We went out at 6:30 AM the next day to find moderate winds coming out of the SE not the SW. Since we basically had to go SE that was bad. Making it worse, the seas had not settled down from the fairly high winds from the East previously, being in the 5 foot range. We tried everything we knew, first reefed, then full sail, then motorsailing, but we couldn’t achieve much better than about 3.5- 4 knots of speed. At that rate it would take us 16 hours to get to West End, about 55 miles away. We decided to turn back, and as soon as we did our speed immediately jumped to 11 knots, occasionally surfing at 15+ ( our boat’s personal best).

And then, just to tease us, the wind clocked to the SW. But it also dropped in speed to less than 10 knots (from about 15). So we turned around again and headed for the Bahamas, but with the reduced wind and the still head-on waves, we could only reach 3 knots of speed. Ok, this time we meant it when we turned around and went back in. We got back to Lake Worth 4 hours after leaving, worn out.

After vegetating for the rest of the entire day on the boat, we decided that this trip to the Bahamas was not meant to be. Even if we wanted to try again, the winds were about to kick up the next day and turn to the North (deadly on the Gulfstream, since it runs to the North and causes huge waves) for the next week. So we decided to go to Plan B. We decided to head south to a nice mooring field in the middle of Ft.

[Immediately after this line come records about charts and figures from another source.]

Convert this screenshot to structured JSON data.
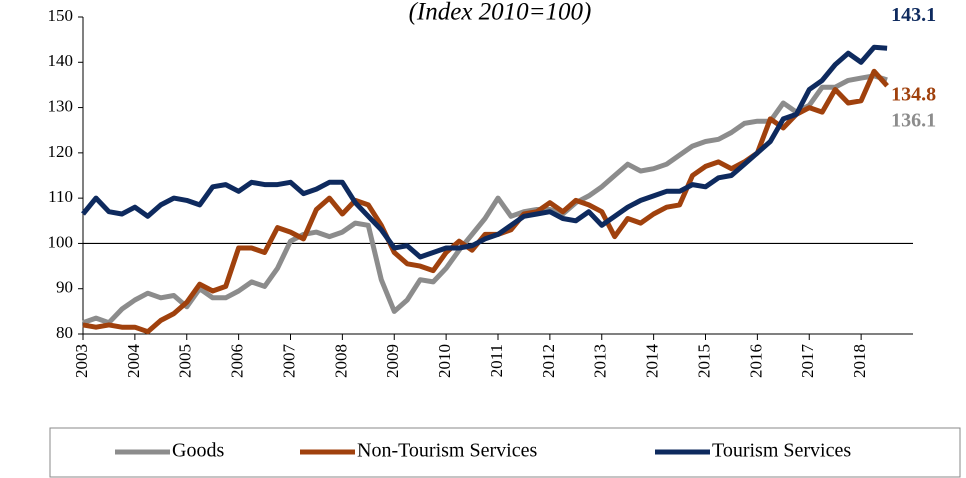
{
  "chart_data": {
    "type": "line",
    "title": "(Index 2010=100)",
    "x": [
      2003,
      2003.25,
      2003.5,
      2003.75,
      2004,
      2004.25,
      2004.5,
      2004.75,
      2005,
      2005.25,
      2005.5,
      2005.75,
      2006,
      2006.25,
      2006.5,
      2006.75,
      2007,
      2007.25,
      2007.5,
      2007.75,
      2008,
      2008.25,
      2008.5,
      2008.75,
      2009,
      2009.25,
      2009.5,
      2009.75,
      2010,
      2010.25,
      2010.5,
      2010.75,
      2011,
      2011.25,
      2011.5,
      2011.75,
      2012,
      2012.25,
      2012.5,
      2012.75,
      2013,
      2013.25,
      2013.5,
      2013.75,
      2014,
      2014.25,
      2014.5,
      2014.75,
      2015,
      2015.25,
      2015.5,
      2015.75,
      2016,
      2016.25,
      2016.5,
      2016.75,
      2017,
      2017.25,
      2017.5,
      2017.75,
      2018,
      2018.25,
      2018.5
    ],
    "series": [
      {
        "name": "Goods",
        "color": "#8c8c8c",
        "values": [
          82.5,
          83.5,
          82.5,
          85.5,
          87.5,
          89,
          88,
          88.5,
          86,
          90,
          88,
          88,
          89.5,
          91.5,
          90.5,
          94.5,
          100.5,
          102,
          102.5,
          101.5,
          102.5,
          104.5,
          104,
          92,
          85,
          87.5,
          92,
          91.5,
          94.5,
          98.5,
          102,
          105.5,
          110,
          106,
          107,
          107.5,
          107.5,
          106.5,
          109,
          110.5,
          112.5,
          115,
          117.5,
          116,
          116.5,
          117.5,
          119.5,
          121.5,
          122.5,
          123,
          124.5,
          126.5,
          127,
          127,
          131,
          129,
          130.5,
          134.5,
          134.5,
          136,
          136.5,
          137,
          136.1
        ]
      },
      {
        "name": "Non-Tourism Services",
        "color": "#a0410d",
        "values": [
          82,
          81.5,
          82,
          81.5,
          81.5,
          80.5,
          83,
          84.5,
          87,
          91,
          89.5,
          90.5,
          99,
          99,
          98,
          103.5,
          102.5,
          101,
          107.5,
          110,
          106.5,
          109.5,
          108.5,
          104,
          98,
          95.5,
          95,
          94,
          98,
          100.5,
          98.5,
          102,
          102,
          103,
          106.5,
          107,
          109,
          107,
          109.5,
          108.5,
          107,
          101.5,
          105.5,
          104.5,
          106.5,
          108,
          108.5,
          115,
          117,
          118,
          116.5,
          118,
          120,
          127.5,
          125.5,
          128.5,
          130,
          129,
          134,
          131,
          131.5,
          138,
          134.8
        ]
      },
      {
        "name": "Tourism Services",
        "color": "#0e2a5e",
        "values": [
          106.5,
          110,
          107,
          106.5,
          108,
          106,
          108.5,
          110,
          109.5,
          108.5,
          112.5,
          113,
          111.5,
          113.5,
          113,
          113,
          113.5,
          111,
          112,
          113.5,
          113.5,
          109,
          106,
          103,
          99,
          99.5,
          97,
          98,
          99,
          99,
          99.5,
          101,
          102,
          104,
          106,
          106.5,
          107,
          105.5,
          105,
          107,
          104,
          106,
          108,
          109.5,
          110.5,
          111.5,
          111.5,
          113,
          112.5,
          114.5,
          115,
          117.5,
          120,
          122.5,
          127.5,
          128.5,
          134,
          136,
          139.5,
          142,
          140,
          143.3,
          143.1
        ]
      }
    ],
    "xlim": [
      2003,
      2019
    ],
    "xticks": [
      2003,
      2004,
      2005,
      2006,
      2007,
      2008,
      2009,
      2010,
      2011,
      2012,
      2013,
      2014,
      2015,
      2016,
      2017,
      2018
    ],
    "ylim": [
      80,
      150
    ],
    "yticks": [
      80,
      90,
      100,
      110,
      120,
      130,
      140,
      150
    ],
    "reference_line": 100,
    "legend": "bottom"
  }
}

Lauderdale run by the city. From there Arnie would fly back to Boston for a few days towards the end of January, and then we would head for Miami and maybe the Keys for a while before heading back North to Stuart and home. Not the Bahamas by a long shot, but not too bad either.

So as we were slogging our way through dozens of bridge openings along the ICW going south, we were approaching the only inlet to the ocean, as the inlet bridge opened, the tide was high and the winds were out of the NW. All of that spelled “Get out of the ICW and go sailing”, so we did. The Atlantic never looked so good. It was flat and we sailed the remaining 10 miles to the Ft. Lauderdale inlet (Port Everglades) in short order under sail, not motor. As we got close to the mooring field (with a total of only 10 moorings), we managed to get the last one, beating out another boat by 5 minutes according to the dockmaster. Hopefully, our luck has changed. Today, we bicycled around Ft. Lauderdale and had a great time. We are right on Las Olas Blvd. Sort of the artiest, nicest part of town, and we plan on enjoying it.